6. Der Anspruch des Klägers ist auch nicht verjährt. Die erkennende Kammer schließt sich insoweit der Auffassung der 7. Kammer des Landesarbeitsgerichts Düsseldorf (Urteil vom 05.05.2010 - 7 Sa 1571/09 -, NZA-RR 1010/568) und der 11. Kammer des Landesarbeitsgerichts Baden-Württemberg (Urteil vom 29.04.2010 - 11 Sa 64/09 -, zitiert nach juris, Rn. 49) an, wonach Beginn der Verfallfrist die Beendigung des Arbeitsverhältnisses ist, weil zu diesem Zeitpunkt der Abgeltungs- und Vergütungsanspruch des Klägers entstanden ist und zugleich fällig wurde. Nicht abzustellen ist für den Beginn der Verjährungsfrist auf das Ende des Kalenderjahres, denn zu diesem Zeitpunkt war der Anspruch für den Kläger noch nicht fällig. Der Lauf der Verjährungsfrist kann nicht vor dem Eintritt der Fälligkeit beginnen (Gaul/Bonanni, DB 2009, 1014, bezogen auf den Fall der Arbeitsunfähigkeit). Nach alledem hat der Kläger Anspruch auf Abgeltung seines gesetzlichen Urlaubsanspruches für die Jahre 2005 bis 2008. Für 2009 ist der gesetzliche Anspruch wegen der Beendigung des Arbeitsverhältnisses zum 31.03.2009 und der Zusatzurlaub gemäß
§ 125 SGB IX jedoch zu kürzen. Es verbleiben für das Jahr 2009 6 abzugeltende Tage (20 Urlaubstage zuzüglich 5 Tage Zusatzurlaub ./. 4). Bei insgesamt 86 abzugeltenden Tagen ergibt sich damit eine Forderung in Höhe von insgesamt 10.659,01
EUR brutto (pro Tag 7,8 Stunden x 15,89
EUR pro Stunde).

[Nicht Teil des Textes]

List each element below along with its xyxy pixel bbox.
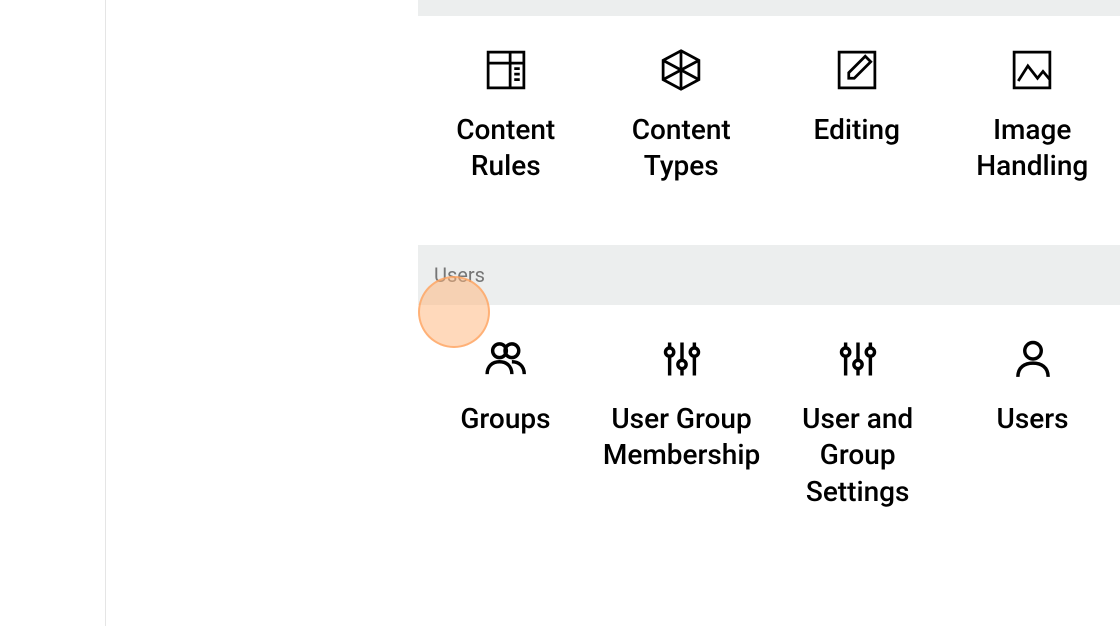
main-content: Content Rules Content Types Editing: [418, 0, 1120, 626]
sliders-icon: [834, 335, 882, 383]
left-panel-gap: [106, 0, 418, 626]
edit-icon: [833, 46, 881, 94]
cube-icon: [657, 46, 705, 94]
users-icon: [481, 335, 529, 383]
item-label: Image Handling: [945, 112, 1120, 185]
section-header-users: Users: [418, 245, 1120, 305]
item-content-types[interactable]: Content Types: [594, 46, 770, 185]
section-title: Users: [434, 263, 485, 287]
sliders-icon: [658, 335, 706, 383]
item-image-handling[interactable]: Image Handling: [945, 46, 1120, 185]
item-user-group-membership[interactable]: User Group Membership: [593, 335, 770, 510]
item-groups[interactable]: Groups: [418, 335, 593, 510]
image-icon: [1008, 46, 1056, 94]
item-label: Users: [987, 401, 1079, 437]
item-label: User Group Membership: [593, 401, 770, 474]
item-users[interactable]: Users: [945, 335, 1120, 510]
item-content-rules[interactable]: Content Rules: [418, 46, 594, 185]
newspaper-icon: [482, 46, 530, 94]
item-label: User and Group Settings: [770, 401, 945, 510]
section-header-content: [418, 0, 1120, 16]
content-section-items: Content Rules Content Types Editing: [418, 16, 1120, 245]
item-editing[interactable]: Editing: [769, 46, 945, 185]
item-label: Content Types: [594, 112, 770, 185]
item-label: Groups: [450, 401, 560, 437]
item-label: Editing: [804, 112, 910, 148]
users-section-items: Groups User Group Membership: [418, 305, 1120, 570]
item-user-group-settings[interactable]: User and Group Settings: [770, 335, 945, 510]
user-icon: [1009, 335, 1057, 383]
sidebar: [0, 0, 106, 626]
item-label: Content Rules: [418, 112, 594, 185]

Abschließend möchte die Berufungskammer darauf hinweisen, dass das hier gefundene Ergebnis nach ihrer Auffassung rechtspolitisch bedenklich sein könnte. Zutreffend weist Dörner im Erfurter Kommentar (10. Auflage, § 7
BUrlG, Rn. 39 o) darauf hin, dass eine solche Lösung Missbehagen verursacht. Er lehnt es aber zutreffend ab, unter Rückgriff auf § 242
BGB vorzuschlagen, solch skurrile Ergebnisse zu vermeiden, die dazu führen, dass Urlaubsansprüche mehrerer Jahre bestehen. Es ist nicht die Aufgabe der Rechtsprechung, solche Ergebnisse zu verhindern. Vielmehr ist der nationale Gesetzgeber zunächst gefordert - wenn dies gewollt ist - für den Fall des Bezugs einer befristeten Erwerbsminderungsrente eine Kürzungsbefugnis gesetzlich zu verankern, die jener des § 4
Abs. 1 Satz 1 ArbPlSchG beziehungsweise § 17
Abs. 1 Satz BEEG entspricht. Die erkennende Kammer sieht sich aber angesichts der bisherigen nationalen Rechtslage daran gehindert, mit der Argumentation des beklagten Bundes bereits das Entstehen des Urlaubsanspruches für den Fall des Ruhens des Verfahrens zu verneinen. Mag der Gesetzgeber eine entsprechende Regelung treffen.
Die Revision wird wegen grundsätzlicher Bedeutung zugelassen.